Although there wouldn’t be a precise correlation to what these Republicans are facing, the ethics panel recently demanded outgoing Rep. Madison Cawthorn (R-N.C.) pay some $15,000 in connection to his involvement in a now defunct right-wing cryptocurrency in which he initially didn’t disclose his full stake. The Republicans now referred for ethics investigations by January 6 investigators include Kevin McCarthy, Jim Jordan, Scott Perry, and Andy Biggs, all of whom were either involved in the push to block the last presidential election results or — in Kevin’s case — were in contact with Trump the day of the riot.
As recapped by The New York Times, Jordan participated in deliberations with White House officials over what to do about the 2020 presidential election results, Perry helped push for then-Justice Department official Jeffrey Clark, who was sympathetic to Trump, to be made department head, and Biggs pushed for the support of state legislators in election subversion efforts.
The referrals from the January 6 panel don’t cover any involvement these Republicans may have had in attempts to block Joe Biden from taking office despite his win. Instead, the panel’s move simply deals with their refusals to comply with subpoenas. In some of the committee’s findings outlining their conclusions regarding these Republicans in the House, investigators added those facing referrals “should be questioned in a public forum about their advance knowledge of and role in President Trump’s plan to prevent the peaceful transition of power.”
The committee also recommended Donald Trump and five of his associates, including Rudy Giuliani, to the Justice Department for prosecution on allegations covering their attempts to undo the 2020 presidential election.

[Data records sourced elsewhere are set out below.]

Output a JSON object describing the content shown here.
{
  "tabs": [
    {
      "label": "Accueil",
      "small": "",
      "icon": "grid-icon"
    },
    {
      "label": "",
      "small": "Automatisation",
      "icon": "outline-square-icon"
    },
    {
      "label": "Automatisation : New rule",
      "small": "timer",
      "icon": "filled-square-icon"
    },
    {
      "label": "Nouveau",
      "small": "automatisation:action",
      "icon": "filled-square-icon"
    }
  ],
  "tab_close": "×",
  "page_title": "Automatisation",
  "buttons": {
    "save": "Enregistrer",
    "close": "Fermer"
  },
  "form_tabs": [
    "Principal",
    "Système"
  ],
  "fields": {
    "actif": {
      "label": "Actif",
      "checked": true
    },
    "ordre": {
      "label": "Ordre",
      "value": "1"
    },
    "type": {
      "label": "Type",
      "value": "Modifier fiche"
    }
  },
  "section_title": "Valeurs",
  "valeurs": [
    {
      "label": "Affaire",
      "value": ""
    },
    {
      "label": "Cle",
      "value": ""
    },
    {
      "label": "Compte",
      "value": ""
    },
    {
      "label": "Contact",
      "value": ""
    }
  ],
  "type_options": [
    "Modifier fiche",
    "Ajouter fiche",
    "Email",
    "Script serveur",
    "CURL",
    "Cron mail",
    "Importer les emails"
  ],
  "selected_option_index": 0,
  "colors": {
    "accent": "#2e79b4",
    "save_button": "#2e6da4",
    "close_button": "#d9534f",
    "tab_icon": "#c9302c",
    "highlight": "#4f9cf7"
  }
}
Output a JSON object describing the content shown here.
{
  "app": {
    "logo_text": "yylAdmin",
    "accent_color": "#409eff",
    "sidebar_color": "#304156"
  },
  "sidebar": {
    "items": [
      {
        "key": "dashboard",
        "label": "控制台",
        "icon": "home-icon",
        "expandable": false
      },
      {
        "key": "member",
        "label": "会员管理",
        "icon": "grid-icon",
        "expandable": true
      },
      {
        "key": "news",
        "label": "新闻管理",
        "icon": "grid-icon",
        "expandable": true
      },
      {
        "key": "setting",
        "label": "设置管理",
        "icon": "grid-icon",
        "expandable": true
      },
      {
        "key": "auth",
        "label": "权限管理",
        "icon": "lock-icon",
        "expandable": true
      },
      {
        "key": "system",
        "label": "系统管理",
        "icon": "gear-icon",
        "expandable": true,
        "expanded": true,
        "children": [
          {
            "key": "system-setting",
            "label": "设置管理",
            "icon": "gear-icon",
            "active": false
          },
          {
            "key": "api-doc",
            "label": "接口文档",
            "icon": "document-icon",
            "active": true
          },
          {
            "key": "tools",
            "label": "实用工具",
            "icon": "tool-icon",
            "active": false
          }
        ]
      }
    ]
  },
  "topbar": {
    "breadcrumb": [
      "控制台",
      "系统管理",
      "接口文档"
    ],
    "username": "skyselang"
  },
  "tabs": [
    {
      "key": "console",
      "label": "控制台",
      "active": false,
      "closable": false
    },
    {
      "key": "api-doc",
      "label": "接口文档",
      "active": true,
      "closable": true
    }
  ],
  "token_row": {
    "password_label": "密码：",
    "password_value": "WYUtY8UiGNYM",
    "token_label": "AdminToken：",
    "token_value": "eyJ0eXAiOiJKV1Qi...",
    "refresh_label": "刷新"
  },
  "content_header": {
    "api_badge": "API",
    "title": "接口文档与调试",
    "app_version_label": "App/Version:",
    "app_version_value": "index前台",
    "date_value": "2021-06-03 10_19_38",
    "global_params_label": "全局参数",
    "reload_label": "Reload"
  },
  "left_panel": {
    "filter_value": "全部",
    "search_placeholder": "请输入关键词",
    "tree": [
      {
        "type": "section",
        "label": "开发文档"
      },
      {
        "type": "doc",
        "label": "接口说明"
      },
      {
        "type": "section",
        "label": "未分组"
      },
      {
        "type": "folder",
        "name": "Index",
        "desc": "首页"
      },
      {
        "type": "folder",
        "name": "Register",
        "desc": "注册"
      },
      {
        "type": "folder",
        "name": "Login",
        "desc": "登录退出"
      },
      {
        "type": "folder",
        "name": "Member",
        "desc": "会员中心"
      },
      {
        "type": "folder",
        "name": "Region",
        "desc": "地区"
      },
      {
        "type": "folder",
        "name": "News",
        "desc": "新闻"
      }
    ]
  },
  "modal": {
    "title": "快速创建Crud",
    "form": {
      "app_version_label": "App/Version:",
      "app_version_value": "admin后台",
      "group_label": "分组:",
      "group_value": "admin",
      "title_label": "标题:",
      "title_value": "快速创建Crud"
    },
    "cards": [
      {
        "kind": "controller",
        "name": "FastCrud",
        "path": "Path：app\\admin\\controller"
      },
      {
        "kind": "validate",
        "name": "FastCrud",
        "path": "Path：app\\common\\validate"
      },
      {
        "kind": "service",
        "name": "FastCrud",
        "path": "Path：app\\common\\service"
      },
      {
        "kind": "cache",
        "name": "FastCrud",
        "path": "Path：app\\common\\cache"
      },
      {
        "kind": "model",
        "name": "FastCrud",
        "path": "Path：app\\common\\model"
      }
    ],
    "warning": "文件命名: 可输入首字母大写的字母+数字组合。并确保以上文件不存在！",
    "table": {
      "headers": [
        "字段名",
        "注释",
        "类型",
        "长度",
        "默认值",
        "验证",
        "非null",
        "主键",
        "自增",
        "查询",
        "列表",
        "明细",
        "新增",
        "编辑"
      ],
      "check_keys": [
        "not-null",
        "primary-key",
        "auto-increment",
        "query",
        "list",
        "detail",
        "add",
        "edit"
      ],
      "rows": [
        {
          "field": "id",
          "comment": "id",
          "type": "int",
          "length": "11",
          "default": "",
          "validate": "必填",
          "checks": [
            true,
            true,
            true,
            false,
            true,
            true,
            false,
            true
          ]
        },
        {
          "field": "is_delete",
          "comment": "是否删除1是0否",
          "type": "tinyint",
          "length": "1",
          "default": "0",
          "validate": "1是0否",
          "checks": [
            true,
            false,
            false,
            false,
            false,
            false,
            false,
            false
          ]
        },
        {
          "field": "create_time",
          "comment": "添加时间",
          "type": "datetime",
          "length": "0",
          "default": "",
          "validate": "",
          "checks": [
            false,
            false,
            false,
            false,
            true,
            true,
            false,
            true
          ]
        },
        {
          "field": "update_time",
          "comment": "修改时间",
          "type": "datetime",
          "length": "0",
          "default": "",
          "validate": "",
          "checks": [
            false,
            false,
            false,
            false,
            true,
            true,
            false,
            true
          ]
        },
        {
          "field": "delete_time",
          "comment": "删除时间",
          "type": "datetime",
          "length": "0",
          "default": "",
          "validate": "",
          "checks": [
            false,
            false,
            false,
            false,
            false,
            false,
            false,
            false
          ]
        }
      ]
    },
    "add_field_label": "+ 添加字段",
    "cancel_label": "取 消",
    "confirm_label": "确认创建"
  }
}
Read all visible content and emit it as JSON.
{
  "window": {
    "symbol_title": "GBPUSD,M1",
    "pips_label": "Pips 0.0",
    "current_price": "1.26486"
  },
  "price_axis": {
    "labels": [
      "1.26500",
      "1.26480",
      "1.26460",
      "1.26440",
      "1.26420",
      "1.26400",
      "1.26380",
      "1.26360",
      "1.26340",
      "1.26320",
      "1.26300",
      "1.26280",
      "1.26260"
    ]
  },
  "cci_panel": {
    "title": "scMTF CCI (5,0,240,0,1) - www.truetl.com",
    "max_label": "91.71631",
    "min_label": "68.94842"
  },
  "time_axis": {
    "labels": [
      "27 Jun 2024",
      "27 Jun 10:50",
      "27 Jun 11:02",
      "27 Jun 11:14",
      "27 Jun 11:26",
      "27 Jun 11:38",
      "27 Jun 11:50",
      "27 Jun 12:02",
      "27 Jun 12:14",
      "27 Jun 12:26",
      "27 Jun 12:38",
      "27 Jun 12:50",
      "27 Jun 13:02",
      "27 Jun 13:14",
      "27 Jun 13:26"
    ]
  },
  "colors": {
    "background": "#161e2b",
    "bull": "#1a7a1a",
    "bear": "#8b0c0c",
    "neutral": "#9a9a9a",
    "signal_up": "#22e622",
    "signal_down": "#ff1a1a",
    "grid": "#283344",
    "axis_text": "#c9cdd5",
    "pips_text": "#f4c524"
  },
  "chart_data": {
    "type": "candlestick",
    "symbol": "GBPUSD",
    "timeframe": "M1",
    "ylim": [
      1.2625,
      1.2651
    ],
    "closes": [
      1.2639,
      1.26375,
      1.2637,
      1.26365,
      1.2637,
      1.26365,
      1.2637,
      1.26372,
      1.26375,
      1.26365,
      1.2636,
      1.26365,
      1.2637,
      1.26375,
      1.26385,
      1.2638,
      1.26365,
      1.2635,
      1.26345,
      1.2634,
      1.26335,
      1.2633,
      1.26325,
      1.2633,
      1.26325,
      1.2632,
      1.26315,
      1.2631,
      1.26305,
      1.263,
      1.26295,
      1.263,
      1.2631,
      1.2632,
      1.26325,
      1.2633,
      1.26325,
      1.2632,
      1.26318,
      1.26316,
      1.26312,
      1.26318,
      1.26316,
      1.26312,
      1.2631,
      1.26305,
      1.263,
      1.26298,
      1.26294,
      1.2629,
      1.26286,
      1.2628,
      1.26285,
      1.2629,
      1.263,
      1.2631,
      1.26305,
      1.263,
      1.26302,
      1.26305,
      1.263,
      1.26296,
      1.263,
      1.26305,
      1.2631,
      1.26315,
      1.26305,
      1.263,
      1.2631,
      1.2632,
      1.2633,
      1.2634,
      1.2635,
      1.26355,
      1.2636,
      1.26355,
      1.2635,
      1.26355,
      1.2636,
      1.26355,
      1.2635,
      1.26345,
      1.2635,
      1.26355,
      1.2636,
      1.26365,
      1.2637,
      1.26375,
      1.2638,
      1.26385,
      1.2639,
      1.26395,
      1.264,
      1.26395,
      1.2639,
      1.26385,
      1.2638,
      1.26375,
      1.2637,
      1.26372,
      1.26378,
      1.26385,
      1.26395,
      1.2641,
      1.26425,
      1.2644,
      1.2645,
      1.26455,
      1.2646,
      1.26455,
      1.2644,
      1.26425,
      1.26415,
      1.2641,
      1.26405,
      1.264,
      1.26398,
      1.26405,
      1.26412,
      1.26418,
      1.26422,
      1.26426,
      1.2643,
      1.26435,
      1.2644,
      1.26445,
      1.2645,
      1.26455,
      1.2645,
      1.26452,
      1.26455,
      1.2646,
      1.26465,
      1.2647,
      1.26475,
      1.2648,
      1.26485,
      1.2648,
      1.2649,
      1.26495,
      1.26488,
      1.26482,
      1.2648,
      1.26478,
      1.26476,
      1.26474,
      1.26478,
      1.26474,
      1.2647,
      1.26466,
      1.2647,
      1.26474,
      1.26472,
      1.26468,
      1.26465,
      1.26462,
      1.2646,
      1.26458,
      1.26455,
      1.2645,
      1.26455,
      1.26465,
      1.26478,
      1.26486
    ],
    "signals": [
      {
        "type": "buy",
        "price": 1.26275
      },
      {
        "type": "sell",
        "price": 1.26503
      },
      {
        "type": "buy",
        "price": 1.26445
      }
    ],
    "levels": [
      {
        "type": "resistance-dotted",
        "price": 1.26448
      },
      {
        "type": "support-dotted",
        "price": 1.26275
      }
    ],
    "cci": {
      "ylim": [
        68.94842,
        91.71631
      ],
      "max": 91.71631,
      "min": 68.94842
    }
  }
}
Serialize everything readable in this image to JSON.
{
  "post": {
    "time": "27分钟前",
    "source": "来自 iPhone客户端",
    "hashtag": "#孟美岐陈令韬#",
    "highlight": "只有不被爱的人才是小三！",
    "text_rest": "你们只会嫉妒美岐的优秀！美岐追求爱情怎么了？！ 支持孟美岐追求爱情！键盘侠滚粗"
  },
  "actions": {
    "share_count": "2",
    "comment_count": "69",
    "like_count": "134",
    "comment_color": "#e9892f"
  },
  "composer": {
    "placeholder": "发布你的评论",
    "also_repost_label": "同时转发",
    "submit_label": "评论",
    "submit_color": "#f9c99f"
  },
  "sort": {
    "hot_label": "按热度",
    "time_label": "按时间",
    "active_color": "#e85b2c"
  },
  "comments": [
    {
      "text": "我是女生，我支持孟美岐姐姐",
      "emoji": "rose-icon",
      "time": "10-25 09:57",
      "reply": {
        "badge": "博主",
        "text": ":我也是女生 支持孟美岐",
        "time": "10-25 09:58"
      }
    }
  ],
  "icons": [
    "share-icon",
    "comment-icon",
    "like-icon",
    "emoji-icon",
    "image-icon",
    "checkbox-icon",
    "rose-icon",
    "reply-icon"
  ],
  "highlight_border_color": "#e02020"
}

Although the recommendations don’t force prosecutors to bring charges, committee members settled on a pointed belief Trump is guilty of at least four federal crimes, including an insurrection offense that also covers providing assistance to those participating in it.
In opening remarks at the Monday proceedings where the committee voted to make these referrals, Rep. Liz Cheney (R-Wyo.), who is leaving Congress in January, directly insisted Trump should never hold any public office again. She described his actions as both unlawful and a moral failure, outlining how he watched television coverage of the violence as it enveloped the Capitol while facing pleas from some of those in his entourage for action to help calm tensions. He eventually released a video message that day in which he called participants in the brutal and deadly riot “very special.” And what would happen if he regains the White House? What about if he makes it to the general election in 2024 but loses again?